Los Angeles Express, 13 March 1929.

As for President Day, he was the recipient of a special honor in the form “of a beautifully bound and illuminated tribute and ‘Diploma of Good Will'” recognizing “his 34 years of service and his rise from the ranks to his high position in the corporation.” He, in fact, assumed the highest office in the company in 1928 and he was feted for the fact that “hard work has brought him to the top; he has climbed the ladder step by step.” Moreover, it was noted, “great men are few, and when one comes from our midst, we should be very happy. How much better off we are to have our leader chosen from among ourselves! He knows our needs, and there is a personal contact between us that could not exist with a stranger.”

Day also provided over the annual meeting of the corporation’s stockholders, held on 6 March and at which the existing directors and officers were duly reelected. Day’s remarks included the assertion that “we face the new year with confidence and satisfaction” and the summary that “while the figures which describe our oprations for 1928 are not startling, yet in the light of present business conditions, the showing is highly satisfactory.” It was noted that investments in plants grew by some $6.5 million, sales increased 5 1/2% from 1927, while sales of electricity was about double that. There were almost 13,000 new gas and not quite 9,000 electric meters installed and gross earnings of over $22.3 million represented a modest increase of almost $700,000 from 1927.


As for major projects undertaken in 1928, a highlight was the acquisition of land for offices in Alhambra (a photo of this office is included), Huntington Park and Inglewood, reflecting major areas of growth in the region in recent years. A new substation, with construction started in February, was being at a cost of $200,000 on Hobart Boulevard just north of Olympic Boulevard in what is now the Koreatown area. There was also a generator and related equipment for a station at Seal Beach in Orange County (with a separate article about some 200 members of the regional chapter of the national power enigneers’ organization visting the plant followed by a dinner at the Hotel Virginia in Long Beach), two new electric substations, a couple of miles of underground conduit, almost 330 mile of regular electric wire, and fifty-five miles of gas mains.

The value of all the firm’s plants was about $100 million and a separate article noted that ground was broken at the end of March for a new company office building in Pasadena across from the city hall and which is now the Crown City’s permit office. The summary of the meeting concluded with Day’s remarks to the shareholders that “we face the new year with confidence and satisfaction. We have an adequate supply of natural gas and our electric generating plant has a generous excess capacity. Our gas and electric distribution systems are ample for the service of our consumers, and the physical condition of our entire property is excellent.”

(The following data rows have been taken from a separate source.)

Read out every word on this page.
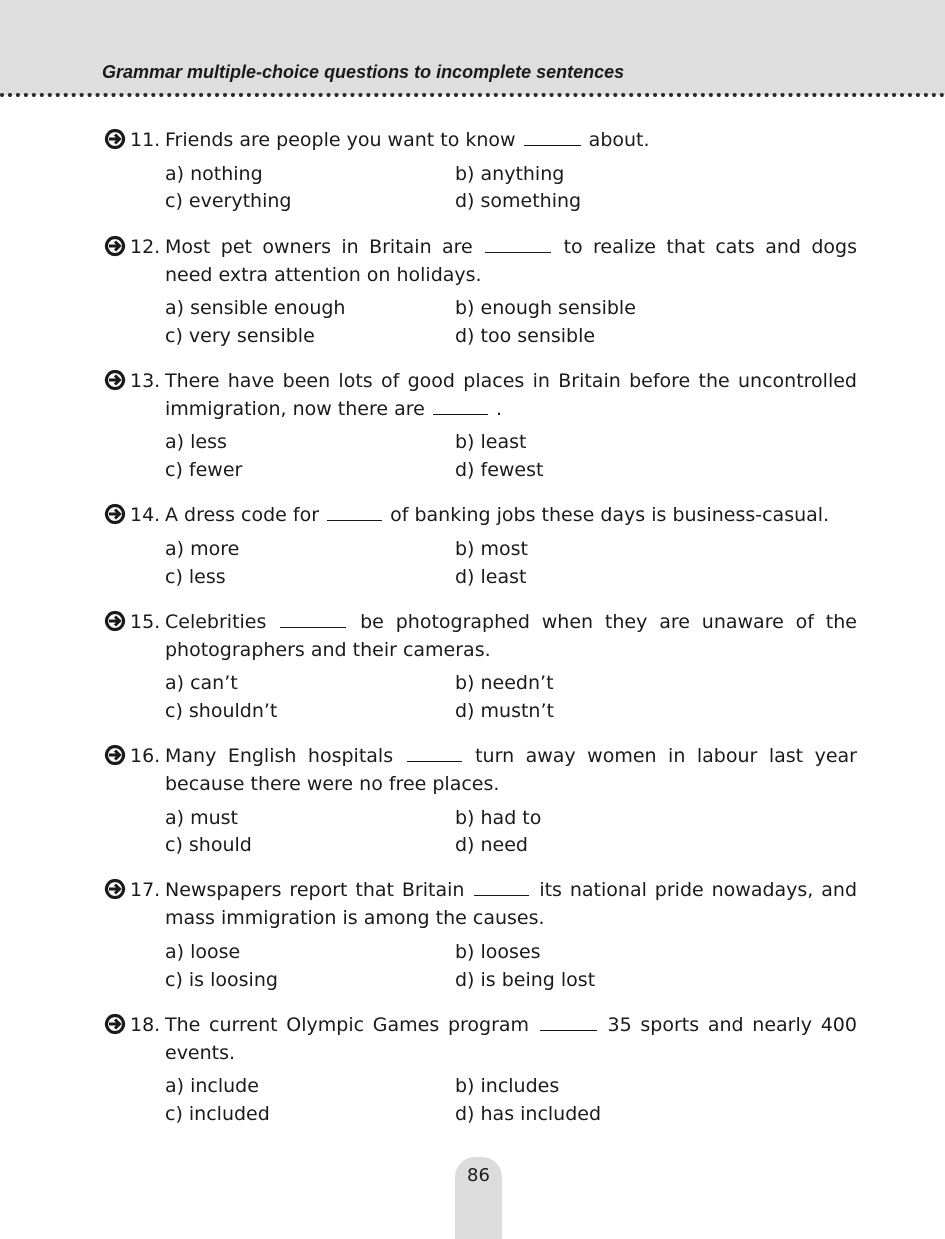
Grammar multiple-choice questions to incomplete sentences
11. Friends are people you want to know	about.
a) nothing	b) anything
c) everything	d) something
12. Most pet owners in Britain are	to realize that cats and dogs need extra attention on holidays.
a) sensible enough	b) enough sensible
c) very sensible	d) too sensible
13. There have been lots of good places in Britain before the uncontrolled immigration, now there are	.
a) less	b) least
c) fewer	d) fewest
14. A dress code for	of banking jobs these days is business-casual.
a) more	b) most
c) less	d) least
15. Celebrities	be photographed when they are unaware of the photographers and their cameras.
a) can’t	b) needn’t
c) shouldn’t	d) mustn’t
16. Many English hospitals	turn away women in labour last year because there were no free places.
a) must	b) had to
c) should	d) need
17. Newspapers report that Britain	its national pride nowadays, and mass immigration is among the causes.
a) loose	b) looses
c) is loosing	d) is being lost
18. The current Olympic Games program	35 sports and nearly 400 events.
a) include	b) includes
c) included	d) has included
86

Another major item in the publication had to do with the corporation’s holding company, Pacific Lighting Corporation, which on 12 March took control of the Southern California Gas Corporation, which was previously Pacific’s major competitor and which was owned formerly by Pacific Light and Power Company. Pacific Lighting was formed in San Francisco in 1886 by 20-year old Christian O.G. Miller and Walter B. Cline and three years later, just as the Boom of the Eighties was ending, the pair bought the Los Angeles Gas Company. The next year, 1890, Pacific Lighting took control of the Los Angeles Electric Company (see above) and Cline became president of both the gas and electric companies.

It was in 1909 that Pacific consolidated the two firms into Los Angeles Gas and Electric and Cline continued as the head of the new corporation, while Miller, who was the first treasurer, assumed the presidency of Pacific in 1898 and retained that title until the time of the merger of Pacific Lighting and Southern California Gas. This union, which involved issuing over 200,000 shares of the former’s stock in exchange for 600,000 shares of the latter firm, brought combined assets of about $192 million, with gross earnings for 1928 at over $46 million and net earnings at just under $6 million.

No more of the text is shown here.